Season 2 shifts the narrative focus to the civil lawsuit against Liberty High School following Hannah Baker's death. The plot is driven by courtroom testimonies that re-litigate the school's toxic culture, sexual assault, and bullying. The season introduces a new, highly disturbing storyline involving a male sexual assault and its resulting attempt at a school shooting. The series is bleak, portraying the school and the judicial system as fundamentally broken and often complicit in protecting privileged perpetrators. The overarching theme is the failure of institutions to protect the vulnerable, particularly young women and minorities, leading to an environment of trauma, secrecy, and hopelessness.

Categorical Breakdown

Identity Politics9/10

The narrative places heavy emphasis on intersectional privilege. The main antagonist is a wealthy, 'privileged white athlete from a powerful family' who receives a conspicuously light sentence for multiple rapes, framing the legal system as intrinsically biased by race and class. The show explicitly connects the identity of the attempted school shooter—young, white, and male—to a discussion on 'racial injustice' and gender socialization. Character storylines are frequently viewed through the lens of their immutable characteristics.

Oikophobia7/10

The school (Liberty High) and the judicial system are portrayed as fundamentally corrupt and dysfunctional institutions that fail to protect vulnerable children and perpetuate cycles of trauma and violence.

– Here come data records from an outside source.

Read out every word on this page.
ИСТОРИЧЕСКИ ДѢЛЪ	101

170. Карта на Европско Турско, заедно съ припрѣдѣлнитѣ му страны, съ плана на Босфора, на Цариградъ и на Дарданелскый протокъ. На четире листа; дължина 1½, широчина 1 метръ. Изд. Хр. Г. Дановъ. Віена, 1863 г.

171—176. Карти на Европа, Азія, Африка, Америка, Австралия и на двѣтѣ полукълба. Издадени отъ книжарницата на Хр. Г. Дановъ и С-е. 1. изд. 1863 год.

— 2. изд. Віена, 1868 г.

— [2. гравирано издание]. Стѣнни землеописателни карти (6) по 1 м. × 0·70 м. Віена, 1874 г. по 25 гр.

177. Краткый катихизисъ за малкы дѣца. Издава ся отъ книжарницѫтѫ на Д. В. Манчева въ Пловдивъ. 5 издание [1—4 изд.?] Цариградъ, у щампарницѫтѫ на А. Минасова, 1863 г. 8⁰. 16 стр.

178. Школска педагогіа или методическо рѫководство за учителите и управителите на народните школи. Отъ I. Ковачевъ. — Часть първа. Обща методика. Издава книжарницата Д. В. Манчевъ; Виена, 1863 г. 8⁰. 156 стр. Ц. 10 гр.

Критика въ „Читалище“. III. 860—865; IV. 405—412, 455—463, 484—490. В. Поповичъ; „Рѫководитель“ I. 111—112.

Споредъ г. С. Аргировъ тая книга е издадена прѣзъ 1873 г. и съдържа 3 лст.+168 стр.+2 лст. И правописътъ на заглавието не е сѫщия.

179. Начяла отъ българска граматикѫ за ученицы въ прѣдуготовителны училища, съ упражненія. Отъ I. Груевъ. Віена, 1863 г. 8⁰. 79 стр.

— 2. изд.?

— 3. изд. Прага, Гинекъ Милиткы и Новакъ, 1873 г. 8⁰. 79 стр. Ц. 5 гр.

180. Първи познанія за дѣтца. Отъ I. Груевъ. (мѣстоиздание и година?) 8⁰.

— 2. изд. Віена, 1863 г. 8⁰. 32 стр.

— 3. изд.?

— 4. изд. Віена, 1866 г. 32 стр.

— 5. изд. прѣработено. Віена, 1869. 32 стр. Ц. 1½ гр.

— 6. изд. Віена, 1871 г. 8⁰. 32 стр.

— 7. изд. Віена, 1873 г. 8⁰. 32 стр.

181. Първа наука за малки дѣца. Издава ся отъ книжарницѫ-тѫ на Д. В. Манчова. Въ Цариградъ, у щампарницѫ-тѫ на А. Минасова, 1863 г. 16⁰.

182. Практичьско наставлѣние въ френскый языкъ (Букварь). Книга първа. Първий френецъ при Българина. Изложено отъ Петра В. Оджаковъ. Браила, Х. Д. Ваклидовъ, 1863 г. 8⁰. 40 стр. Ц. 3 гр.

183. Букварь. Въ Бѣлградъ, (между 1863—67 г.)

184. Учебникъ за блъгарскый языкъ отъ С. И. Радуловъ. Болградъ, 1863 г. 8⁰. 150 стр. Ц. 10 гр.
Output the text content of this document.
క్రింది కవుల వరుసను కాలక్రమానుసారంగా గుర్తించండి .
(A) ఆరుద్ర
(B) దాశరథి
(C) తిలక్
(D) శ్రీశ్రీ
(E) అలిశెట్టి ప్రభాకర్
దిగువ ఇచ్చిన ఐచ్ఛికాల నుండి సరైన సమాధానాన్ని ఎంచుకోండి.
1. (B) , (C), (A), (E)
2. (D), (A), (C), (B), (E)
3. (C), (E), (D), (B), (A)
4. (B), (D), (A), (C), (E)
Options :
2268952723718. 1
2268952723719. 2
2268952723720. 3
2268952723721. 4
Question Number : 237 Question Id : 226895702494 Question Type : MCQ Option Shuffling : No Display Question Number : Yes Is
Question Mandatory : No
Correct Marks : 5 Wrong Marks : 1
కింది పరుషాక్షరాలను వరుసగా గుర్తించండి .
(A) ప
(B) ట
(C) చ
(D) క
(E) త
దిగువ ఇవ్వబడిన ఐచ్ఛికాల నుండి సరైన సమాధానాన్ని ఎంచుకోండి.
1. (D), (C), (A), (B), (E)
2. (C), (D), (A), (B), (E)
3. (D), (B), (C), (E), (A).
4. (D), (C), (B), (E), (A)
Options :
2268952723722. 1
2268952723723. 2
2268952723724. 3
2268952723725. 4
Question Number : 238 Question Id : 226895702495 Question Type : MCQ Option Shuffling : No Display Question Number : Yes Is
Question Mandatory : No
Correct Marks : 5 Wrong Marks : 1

The system is the antagonist, creating a sense that the 'home culture' of American high school and local authority is utterly broken and morally bankrupt. This relentless condemnation of core institutions frames the culture as fundamentally toxic.

Feminism9/10

The core of the season is a critique of 'rape culture' and patriarchy, which the show frames as the root cause of the events. Toxic masculinity is personified by the main villain and his male accomplices. Female characters, particularly Hannah’s mother and Jessica Davis, are depicted as primary figures fighting for justice and are subjected to victim-blaming by the legal system, which the narrative characterizes as a trial of women's virtue. Men are largely portrayed as either abusers, complicit, or bumbling in their attempts to help.

LGBTQ+8/10

Alternative sexualities are a normalized and central part of the teenage environment. The show features a high presence of non-heteronormative characters in key roles. A gay man of color and an Asian-American lesbian character have significant, positive, and non-tropey storylines revolving around their relationships and coming out, centering queer identity as a primary facet of the modern high school experience.

Anti-Theism4/10

The show is focused entirely on secular social and psychological issues. The moral framework is purely humanist and situational, operating in a complete spiritual vacuum. There is no active hostility or vilification of religion, but the narrative offers no acknowledgment of transcendent morality or faith-based institutions as a potential source of strength or moral guidance, confirming an entirely secular, relativistic worldview.